Нападение на тюрьму всполошило не на шутку белое начальство. В тюрьмы брошены две тысячи человек. А они, большевики, как ни в чем не бывало устраивают налеты. Участились внезапные проверки арестованных.
Какие-то неизвестные люди приходили группами и в одиночку в тюрьму опознавать знакомых большевиков. Они подходили к каждому узнику и пристально всматривались в него. Потом молча уходили. Кого они опознали, было никому не известно, и всякий боялся быть ошибочно опознанным. Звук постоянно открываемых засовов дверей камеры заставлял вздрагивать каждый раз, и только после вечерней проверки наступало некоторое спокойствие. Комаров поздно вечером подошел к Реброву.
— Товарищ, мне сегодня нехорошо. Мне чудятся шаги, будто кто-то идет за мной. Не знаю, кажется, что-то случится со мной нехорошее. Я верю, что ты выйдешь на волю. Если меня уведут, передай, когда сможешь, вот эту записку по адресу, — он протянул Реброву комочек бумаги.
— Хорошо, передам.
Камера спала. Во сне люди бормотали непонятное. Наверно, каждый из них видел себя свободным. Резкий стук засовов в необычное время прервал их сны.
— Комаров! С вещами выходи, — прокричал бас старшего.
— Прощайте, товарищи!
В дверях камеры мелькнула и исчезла фигура Комарова в польском картузе и лохмотьях.
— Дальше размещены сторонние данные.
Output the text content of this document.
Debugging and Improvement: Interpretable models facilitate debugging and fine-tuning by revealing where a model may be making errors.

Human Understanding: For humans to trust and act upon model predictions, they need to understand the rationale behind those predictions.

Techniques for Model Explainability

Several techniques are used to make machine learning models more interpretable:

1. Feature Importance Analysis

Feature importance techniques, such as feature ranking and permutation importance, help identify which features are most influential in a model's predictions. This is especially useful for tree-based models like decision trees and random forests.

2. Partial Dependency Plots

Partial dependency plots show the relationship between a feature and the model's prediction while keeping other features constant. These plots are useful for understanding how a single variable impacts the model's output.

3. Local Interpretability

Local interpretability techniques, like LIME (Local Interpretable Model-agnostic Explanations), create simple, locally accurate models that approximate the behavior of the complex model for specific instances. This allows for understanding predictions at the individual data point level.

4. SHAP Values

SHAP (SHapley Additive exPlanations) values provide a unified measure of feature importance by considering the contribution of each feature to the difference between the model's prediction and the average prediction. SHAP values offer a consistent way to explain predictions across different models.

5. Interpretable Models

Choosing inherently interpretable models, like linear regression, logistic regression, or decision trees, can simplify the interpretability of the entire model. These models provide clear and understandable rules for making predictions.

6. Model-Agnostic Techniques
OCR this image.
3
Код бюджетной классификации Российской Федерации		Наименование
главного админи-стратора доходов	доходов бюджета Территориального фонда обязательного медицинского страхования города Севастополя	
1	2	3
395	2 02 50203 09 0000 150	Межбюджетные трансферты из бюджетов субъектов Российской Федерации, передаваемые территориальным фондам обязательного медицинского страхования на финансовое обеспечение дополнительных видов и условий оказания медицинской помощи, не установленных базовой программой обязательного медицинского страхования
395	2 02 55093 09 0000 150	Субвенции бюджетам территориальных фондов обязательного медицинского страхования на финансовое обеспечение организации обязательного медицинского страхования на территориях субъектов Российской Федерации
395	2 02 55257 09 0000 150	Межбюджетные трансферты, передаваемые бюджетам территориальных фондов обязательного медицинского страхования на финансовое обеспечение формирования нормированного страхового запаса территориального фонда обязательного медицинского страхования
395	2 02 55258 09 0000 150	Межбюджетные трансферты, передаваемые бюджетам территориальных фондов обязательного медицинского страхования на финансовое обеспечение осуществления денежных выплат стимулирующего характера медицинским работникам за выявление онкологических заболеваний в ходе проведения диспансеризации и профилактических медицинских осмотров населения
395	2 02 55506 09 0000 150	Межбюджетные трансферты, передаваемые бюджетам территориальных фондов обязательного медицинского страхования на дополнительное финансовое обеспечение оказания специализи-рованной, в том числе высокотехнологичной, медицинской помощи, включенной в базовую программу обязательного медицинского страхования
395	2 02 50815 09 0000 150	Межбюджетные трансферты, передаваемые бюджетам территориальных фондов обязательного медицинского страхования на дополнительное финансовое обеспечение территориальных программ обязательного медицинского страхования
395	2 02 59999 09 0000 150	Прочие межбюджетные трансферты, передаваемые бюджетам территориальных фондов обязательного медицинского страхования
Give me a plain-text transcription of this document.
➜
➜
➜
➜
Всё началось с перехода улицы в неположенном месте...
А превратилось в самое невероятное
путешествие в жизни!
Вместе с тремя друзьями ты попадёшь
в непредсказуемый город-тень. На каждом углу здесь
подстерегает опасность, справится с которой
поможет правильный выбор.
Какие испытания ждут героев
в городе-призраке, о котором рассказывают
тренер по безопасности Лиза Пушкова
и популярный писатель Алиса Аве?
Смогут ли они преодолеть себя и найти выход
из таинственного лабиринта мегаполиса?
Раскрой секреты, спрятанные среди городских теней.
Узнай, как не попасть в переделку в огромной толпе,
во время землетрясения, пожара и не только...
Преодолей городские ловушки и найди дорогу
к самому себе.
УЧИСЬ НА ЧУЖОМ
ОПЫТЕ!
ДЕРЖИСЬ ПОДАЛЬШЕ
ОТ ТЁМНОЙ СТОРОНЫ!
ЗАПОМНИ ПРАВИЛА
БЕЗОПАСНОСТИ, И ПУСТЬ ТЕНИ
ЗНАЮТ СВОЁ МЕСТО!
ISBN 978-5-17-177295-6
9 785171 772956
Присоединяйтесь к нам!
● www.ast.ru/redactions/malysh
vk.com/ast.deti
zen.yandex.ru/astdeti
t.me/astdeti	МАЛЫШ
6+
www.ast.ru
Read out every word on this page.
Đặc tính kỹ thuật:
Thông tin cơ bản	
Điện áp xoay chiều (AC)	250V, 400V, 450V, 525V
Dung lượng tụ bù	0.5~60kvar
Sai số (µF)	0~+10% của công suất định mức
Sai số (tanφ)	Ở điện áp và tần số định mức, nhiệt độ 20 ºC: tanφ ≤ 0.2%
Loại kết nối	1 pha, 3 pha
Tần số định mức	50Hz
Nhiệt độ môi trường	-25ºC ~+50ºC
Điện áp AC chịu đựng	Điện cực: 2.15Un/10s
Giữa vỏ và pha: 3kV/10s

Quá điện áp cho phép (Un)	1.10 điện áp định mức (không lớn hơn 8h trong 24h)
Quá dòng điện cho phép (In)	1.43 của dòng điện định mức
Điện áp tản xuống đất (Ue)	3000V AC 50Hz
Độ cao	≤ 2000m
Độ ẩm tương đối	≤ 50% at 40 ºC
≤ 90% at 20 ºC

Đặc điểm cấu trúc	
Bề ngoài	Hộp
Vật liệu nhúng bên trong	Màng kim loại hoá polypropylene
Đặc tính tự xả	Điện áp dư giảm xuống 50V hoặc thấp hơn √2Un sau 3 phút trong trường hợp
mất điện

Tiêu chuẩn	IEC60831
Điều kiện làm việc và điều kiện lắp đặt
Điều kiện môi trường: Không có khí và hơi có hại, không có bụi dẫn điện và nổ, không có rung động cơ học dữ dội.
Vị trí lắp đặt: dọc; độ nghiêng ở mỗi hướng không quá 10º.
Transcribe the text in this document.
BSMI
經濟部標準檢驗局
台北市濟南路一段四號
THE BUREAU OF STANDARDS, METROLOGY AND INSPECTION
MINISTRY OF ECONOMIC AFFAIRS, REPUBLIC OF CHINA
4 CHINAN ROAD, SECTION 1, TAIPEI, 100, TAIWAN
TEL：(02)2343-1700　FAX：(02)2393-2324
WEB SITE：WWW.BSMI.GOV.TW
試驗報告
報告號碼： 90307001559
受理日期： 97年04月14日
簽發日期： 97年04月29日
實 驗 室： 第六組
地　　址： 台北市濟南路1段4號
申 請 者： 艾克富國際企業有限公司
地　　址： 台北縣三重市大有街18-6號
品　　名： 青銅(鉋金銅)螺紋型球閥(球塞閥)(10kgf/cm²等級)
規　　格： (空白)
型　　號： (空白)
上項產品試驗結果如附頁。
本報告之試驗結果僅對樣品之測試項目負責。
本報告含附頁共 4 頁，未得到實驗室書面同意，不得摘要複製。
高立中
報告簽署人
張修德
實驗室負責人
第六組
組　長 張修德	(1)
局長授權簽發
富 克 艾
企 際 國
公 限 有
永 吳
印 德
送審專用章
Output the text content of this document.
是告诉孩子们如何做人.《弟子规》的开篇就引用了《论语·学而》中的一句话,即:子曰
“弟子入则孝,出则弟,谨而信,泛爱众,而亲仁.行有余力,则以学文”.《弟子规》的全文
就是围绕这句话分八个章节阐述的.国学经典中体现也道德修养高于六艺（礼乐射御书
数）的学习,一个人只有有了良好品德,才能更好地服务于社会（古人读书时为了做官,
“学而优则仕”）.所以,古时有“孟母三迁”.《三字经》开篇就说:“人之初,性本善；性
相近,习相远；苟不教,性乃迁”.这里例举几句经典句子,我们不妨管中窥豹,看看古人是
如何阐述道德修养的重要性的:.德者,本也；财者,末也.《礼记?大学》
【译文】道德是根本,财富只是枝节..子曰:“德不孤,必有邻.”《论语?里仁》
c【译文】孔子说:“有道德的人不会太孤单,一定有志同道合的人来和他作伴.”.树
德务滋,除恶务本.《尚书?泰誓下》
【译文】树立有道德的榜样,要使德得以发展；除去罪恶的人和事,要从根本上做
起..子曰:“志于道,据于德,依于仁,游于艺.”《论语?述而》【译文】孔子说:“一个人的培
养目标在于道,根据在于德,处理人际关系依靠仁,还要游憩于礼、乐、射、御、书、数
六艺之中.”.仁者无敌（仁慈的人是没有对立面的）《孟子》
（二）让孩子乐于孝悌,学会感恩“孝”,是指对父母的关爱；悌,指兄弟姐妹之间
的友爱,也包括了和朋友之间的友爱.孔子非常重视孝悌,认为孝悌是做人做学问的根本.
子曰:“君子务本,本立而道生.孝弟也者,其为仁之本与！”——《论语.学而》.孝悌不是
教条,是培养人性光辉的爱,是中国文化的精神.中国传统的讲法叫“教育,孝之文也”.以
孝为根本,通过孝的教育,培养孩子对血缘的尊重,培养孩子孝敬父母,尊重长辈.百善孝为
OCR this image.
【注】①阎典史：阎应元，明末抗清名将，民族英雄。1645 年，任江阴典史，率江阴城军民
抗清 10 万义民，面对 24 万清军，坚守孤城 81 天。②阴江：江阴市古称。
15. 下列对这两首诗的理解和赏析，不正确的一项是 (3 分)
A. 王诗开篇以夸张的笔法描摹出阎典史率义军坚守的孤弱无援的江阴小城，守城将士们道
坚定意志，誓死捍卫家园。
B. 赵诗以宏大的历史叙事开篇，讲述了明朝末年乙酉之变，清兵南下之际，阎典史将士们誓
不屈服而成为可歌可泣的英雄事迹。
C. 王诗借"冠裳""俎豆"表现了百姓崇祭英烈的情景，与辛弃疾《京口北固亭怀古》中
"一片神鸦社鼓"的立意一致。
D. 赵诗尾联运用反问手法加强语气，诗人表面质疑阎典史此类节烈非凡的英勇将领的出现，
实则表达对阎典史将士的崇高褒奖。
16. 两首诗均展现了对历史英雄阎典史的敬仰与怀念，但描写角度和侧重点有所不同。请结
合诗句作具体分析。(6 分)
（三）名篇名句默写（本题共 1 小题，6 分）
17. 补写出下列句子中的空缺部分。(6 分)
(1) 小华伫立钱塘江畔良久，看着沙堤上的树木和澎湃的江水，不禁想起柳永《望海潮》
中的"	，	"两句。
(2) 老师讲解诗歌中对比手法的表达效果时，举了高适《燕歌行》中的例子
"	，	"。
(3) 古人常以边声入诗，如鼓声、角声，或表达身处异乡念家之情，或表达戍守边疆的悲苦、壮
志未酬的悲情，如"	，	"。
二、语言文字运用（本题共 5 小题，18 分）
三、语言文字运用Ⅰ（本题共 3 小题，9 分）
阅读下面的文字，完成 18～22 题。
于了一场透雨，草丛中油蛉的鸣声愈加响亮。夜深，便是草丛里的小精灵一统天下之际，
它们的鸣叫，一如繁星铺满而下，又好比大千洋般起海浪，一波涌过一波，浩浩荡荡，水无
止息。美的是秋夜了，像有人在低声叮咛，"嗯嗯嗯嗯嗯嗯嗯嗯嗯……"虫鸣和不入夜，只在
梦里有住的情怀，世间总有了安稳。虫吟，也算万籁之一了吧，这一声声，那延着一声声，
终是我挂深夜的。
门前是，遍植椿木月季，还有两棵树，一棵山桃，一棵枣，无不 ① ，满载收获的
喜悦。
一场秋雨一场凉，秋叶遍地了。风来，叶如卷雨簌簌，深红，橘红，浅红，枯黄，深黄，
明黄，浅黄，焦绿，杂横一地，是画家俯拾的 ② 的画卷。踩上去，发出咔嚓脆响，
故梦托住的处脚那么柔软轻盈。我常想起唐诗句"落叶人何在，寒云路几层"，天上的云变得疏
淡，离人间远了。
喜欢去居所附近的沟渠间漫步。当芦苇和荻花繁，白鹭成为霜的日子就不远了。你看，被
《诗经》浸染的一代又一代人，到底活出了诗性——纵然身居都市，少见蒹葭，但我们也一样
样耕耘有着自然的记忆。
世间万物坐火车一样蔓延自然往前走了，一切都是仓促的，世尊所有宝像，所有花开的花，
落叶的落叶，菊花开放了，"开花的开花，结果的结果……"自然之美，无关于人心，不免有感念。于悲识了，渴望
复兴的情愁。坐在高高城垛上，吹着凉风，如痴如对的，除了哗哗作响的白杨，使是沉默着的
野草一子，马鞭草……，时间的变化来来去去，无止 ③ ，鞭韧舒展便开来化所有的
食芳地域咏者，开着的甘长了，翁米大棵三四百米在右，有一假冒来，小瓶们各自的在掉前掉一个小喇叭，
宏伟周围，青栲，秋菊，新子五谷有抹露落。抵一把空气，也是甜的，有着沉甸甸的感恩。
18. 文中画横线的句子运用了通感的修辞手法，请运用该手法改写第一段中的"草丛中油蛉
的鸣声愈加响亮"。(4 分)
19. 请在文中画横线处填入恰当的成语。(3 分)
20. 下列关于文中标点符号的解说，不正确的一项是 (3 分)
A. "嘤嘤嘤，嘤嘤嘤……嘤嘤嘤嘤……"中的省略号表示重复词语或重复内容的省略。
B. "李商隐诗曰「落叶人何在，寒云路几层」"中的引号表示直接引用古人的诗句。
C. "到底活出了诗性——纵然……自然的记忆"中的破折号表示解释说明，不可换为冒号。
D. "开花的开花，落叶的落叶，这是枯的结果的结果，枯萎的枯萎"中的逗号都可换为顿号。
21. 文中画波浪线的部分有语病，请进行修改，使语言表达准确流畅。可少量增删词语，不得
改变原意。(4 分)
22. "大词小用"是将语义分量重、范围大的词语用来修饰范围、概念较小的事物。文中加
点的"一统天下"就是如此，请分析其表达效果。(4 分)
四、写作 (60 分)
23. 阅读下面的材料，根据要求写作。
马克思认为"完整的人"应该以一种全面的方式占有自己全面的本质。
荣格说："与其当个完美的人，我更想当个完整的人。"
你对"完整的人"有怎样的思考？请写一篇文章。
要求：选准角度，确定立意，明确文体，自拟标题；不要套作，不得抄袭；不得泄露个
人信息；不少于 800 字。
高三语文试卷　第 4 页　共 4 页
Камера молчала несколько минут.
— В расход, — тихо сказал кто-то. — Чуял. Беспокоился. Комиссар, надо быть.
Все легли, но, очевидно, не спали. Храпа и сонных выкриков не было слышно до самого утра. Ребров вынул записку и прочел. В ней было несколько слов какой-то женщине:
Прощай, дорогая Оля.
Может, сегодня я живу последний раз.
Ты получишь это письмо, если так.
Целую последний раз.
Страшное не дает мне писать. Да и все равно всего не напишешь. Скажи товарищам — погиб не зря.
Прощайте.
Николай Комаров.
На другой день дежурный надзиратель щеголял в картузе Комарова.
— С обновой, папаша, — окликнул его староста уголовных.
— Ну, этих обнов ныне хватят, — хвастливо откликнулся тот.
На другую ночь увели двух левых эсеров и одного красногвардейца.
Дней через двадцать после ареста загрохотали, как тогда, в последнюю ночь Екатеринбурга, орудия. Запели и задрожали старые стекла тюрьмы. Забегала охрана. Строго-настрого запретили арестованным подходить к решеткам окон, и один, забывший это приказание, получил пулю в лоб. А канонада приближалась. Арестанты считали разрывы и гадали: ближе или дальше.
— Эй, этот далеко у Шарташа, наверно.
— А вот этот совсем близехонько. Что ты врешь — «у Шарташа»! По вокзалу бьют!
— Еще, еще раз. Вот жарят. У вокзала, у вокзала. Наверняка.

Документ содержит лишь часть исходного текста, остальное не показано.